To be totally clear before I dig in here, I’m not trying to offend anyone, or hurt anyone’s feelings. I used to be an ovo-lacto vegetarian myself, and I get where many of you are coming from. Yet, being nice to you simply for the sake of being nice accomplishes nothing except protecting you from coming to terms with a set of dietary practices that still exploit and kill billions of animals annually. In other words, if I don’t say what I think, I will feel like I’m complicit in your choices, and really, the times are just too dire not to say something. So, I’m going to just be blunt, and I hope that you’ll have the patience to deal with it, and think hard about it before you blow me off, because someone being blunt with me about my so-called “animal rights” ovo-lacto vegetarianism is what got me to go vegan. It sucked in the short term, because I had a few annoying days of trying to convince myself that the logic of veganism was unsound, but I assure you, it is not.

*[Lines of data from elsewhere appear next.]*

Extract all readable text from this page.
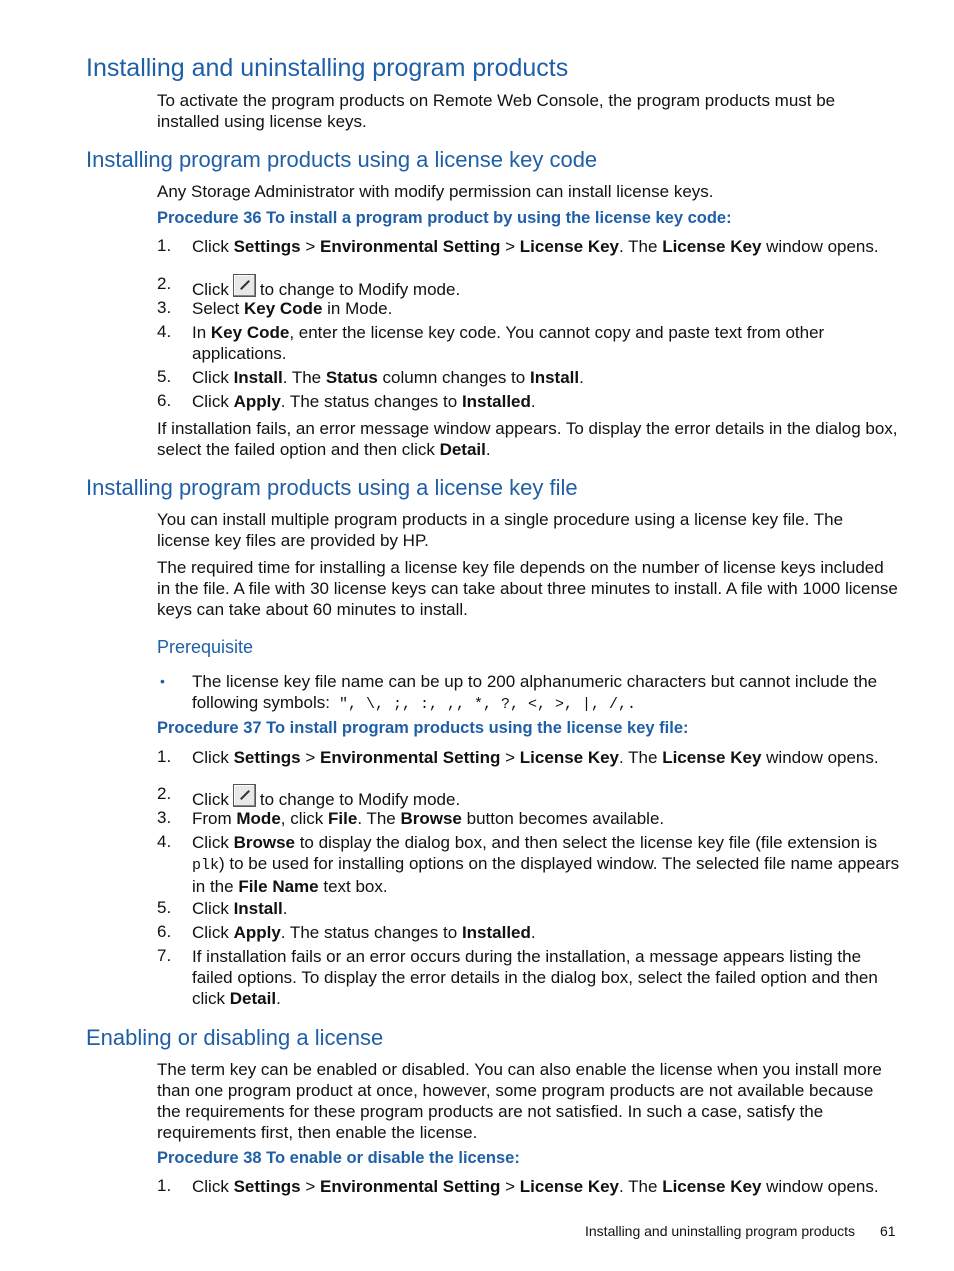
Installing and uninstalling program products
To activate the program products on Remote Web Console, the program products must be installed using license keys.
Installing program products using a license key code
Any Storage Administrator with modify permission can install license keys.
Procedure 36 To install a program product by using the license key code:
1.	Click Settings > Environmental Setting > License Key. The License Key window opens.
2.	Click to change to Modify mode.
3.	Select Key Code in Mode.
4.	In Key Code, enter the license key code. You cannot copy and paste text from other applications.
5.	Click Install. The Status column changes to Install.
6.	Click Apply. The status changes to Installed.
If installation fails, an error message window appears. To display the error details in the dialog box, select the failed option and then click Detail.
Installing program products using a license key file
You can install multiple program products in a single procedure using a license key file. The license key files are provided by HP.
The required time for installing a license key file depends on the number of license keys included in the file. A file with 30 license keys can take about three minutes to install. A file with 1000 license keys can take about 60 minutes to install.
Prerequisite
• The license key file name can be up to 200 alphanumeric characters but cannot include the following symbols: ", \, ;, :, ,, *, ?, <, >, |, /,.
Procedure 37 To install program products using the license key file:
1.	Click Settings > Environmental Setting > License Key. The License Key window opens.
2.	Click to change to Modify mode.
3.	From Mode, click File. The Browse button becomes available.
4.	Click Browse to display the dialog box, and then select the license key file (file extension is plk) to be used for installing options on the displayed window. The selected file name appears in the File Name text box.
5.	Click Install.
6.	Click Apply. The status changes to Installed.
7.	If installation fails or an error occurs during the installation, a message appears listing the failed options. To display the error details in the dialog box, select the failed option and then click Detail.
Enabling or disabling a license
The term key can be enabled or disabled. You can also enable the license when you install more than one program product at once, however, some program products are not available because the requirements for these program products are not satisfied. In such a case, satisfy the requirements first, then enable the license.
Procedure 38 To enable or disable the license:
1.	Click Settings > Environmental Setting > License Key. The License Key window opens.
Installing and uninstalling program products 61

And that’s where I am now. So yeah, I’m a vegan who fucked up and ate some mashed potatoes made with milk. Life’s full of disappointment. I’m a vegan who ate some mashed potatoes, and I will surely end up eating non-vegan birthday cake one of these days. I wish I didn’t have to make those choices, but I do. Veganism is a way of life, and yes, that involves a moral imperative to avoid animal products. But no one’s perfect. By declaring my veganism, I’m locating myself within my commitment to ahimsa (nonviolence) as clearly as I can. I make mistakes, and I own those as well. I’m showing everyone I meet that vegans are not necessarily grungy, hostile, anarchic, reeking of patchouli, or whatever flavor-of-the-week pejorative you can come up with. So no, I’m not here for your hamburger. But I’m not going to sit here quietly while you eat it, either.